You know how, for no rhyme or reason, you become infatuated with something? You have no real reason for it other than the chemicals in your brain decided to play this little game with you.

This is what happened to me when for the first time I laid my eyes on the Yamazaki 25 Sherry Cask - my brain told me I just had to get my hands on this. I finally managed after a while (and at considerable cost, may I add). It now sits proudly on the top row of my shelf.

The question I ask my self is : Is it worth destroying the mystique? If I drink it and don't like it then am I doing my self a disservice by falling out of love? At least now my heart can put something on a pedestal and keep it there.

Basically, all I wanted to say was thanks for the review!

5 years ago 0

@Victor
Victor commented

@Pierre_W, thanks for another very informative review. There are definitely some older malts which suffer from overbearing oak influence. This would be a very interesting one to try someday...Tabarak, if I ever get over you visit you, you can open your dream bottle then.

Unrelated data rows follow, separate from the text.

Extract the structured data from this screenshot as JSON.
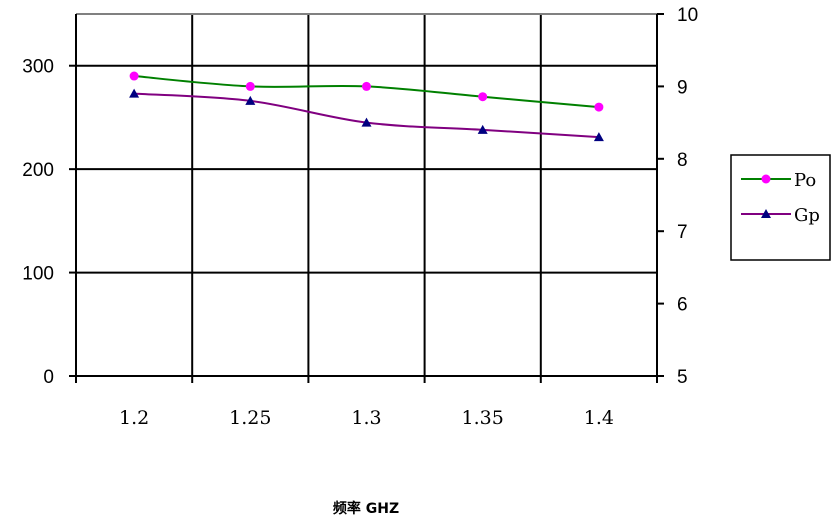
{
  "chart_data": {
    "type": "line",
    "x": [
      "1.2",
      "1.25",
      "1.3",
      "1.35",
      "1.4"
    ],
    "xlabel": "频率 GHZ",
    "y_left": {
      "min": 0,
      "max": 350,
      "ticks": [
        "0",
        "100",
        "200",
        "300"
      ]
    },
    "y_right": {
      "min": 5,
      "max": 10,
      "ticks": [
        "5",
        "6",
        "7",
        "8",
        "9",
        "10"
      ]
    },
    "grid": true,
    "legend_position": "right",
    "series": [
      {
        "name": "Po",
        "axis": "left",
        "values": [
          290,
          280,
          280,
          270,
          260
        ],
        "line_color": "#008000",
        "marker": "circle",
        "marker_color": "#ff00ff"
      },
      {
        "name": "Gp",
        "axis": "right",
        "values": [
          8.9,
          8.8,
          8.5,
          8.4,
          8.3
        ],
        "line_color": "#800080",
        "marker": "triangle",
        "marker_color": "#000080"
      }
    ]
  }
}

For $ 1,000 I would be expecting a whisky which I would be scoring at 97 points or better.

5 years ago 0

@Pierre_W
Pierre_W commented

@tabarakRazvi, @Victor, many thanks for your posts. Tabarak, I am actually very much impressed that you own a bottle of the Yamazaki 25yo. I know that in Japan it retails for more than 100,000 yen, a remarkable price tag indeed. Anyway, as I mentioned I did take my time tasting this at the distillery, I had tasted younger expressions before attending to the 25yo, but the two of us, we just would not connect. If it hadn't been for the overbearing oak influence this would have been a superb single malt. Maybe I just tasted from a slightly inferior batch and should have another go at it? Please let me know once you open your bottle as I might come and visit.

5 years ago 0

@CaptinTom
CaptinTom commented

It's a shame you didn't like this whisky. As for me, I too tasted it at the distillery,in November 2013, and to date it has been the highlight of my whisky world. At the same sitting I had the Yamazaki 1984 and for me the 25 was the winner. I can still vividly remember walking away from the distillery towards the station with this sensational warming glow. All around us the momiji (maple trees leaves)were a beautiful yellow and red, everything just encapsulated the quintessential Japanese autumnenal evening, and the wonderful aftertaste from the Yamazaki was still presant when our train pulled into Kyoto station. I feel privileged to have had the oppertunitly to have indulged in such a whisky, in such an awesome invironment. I would give this a 95.......

5 years ago 0

@Pierre_W
Pierre_W commented

Thanks for your post, @CaptinTom. Your comments make me wonder whether Yamazaki distillery, too, does have an issue with batch variation. In my memory this was a very oaky whisky. Too bad, really. On a side note I wish I could have tried the 1984 but there was no open bottle when I visited.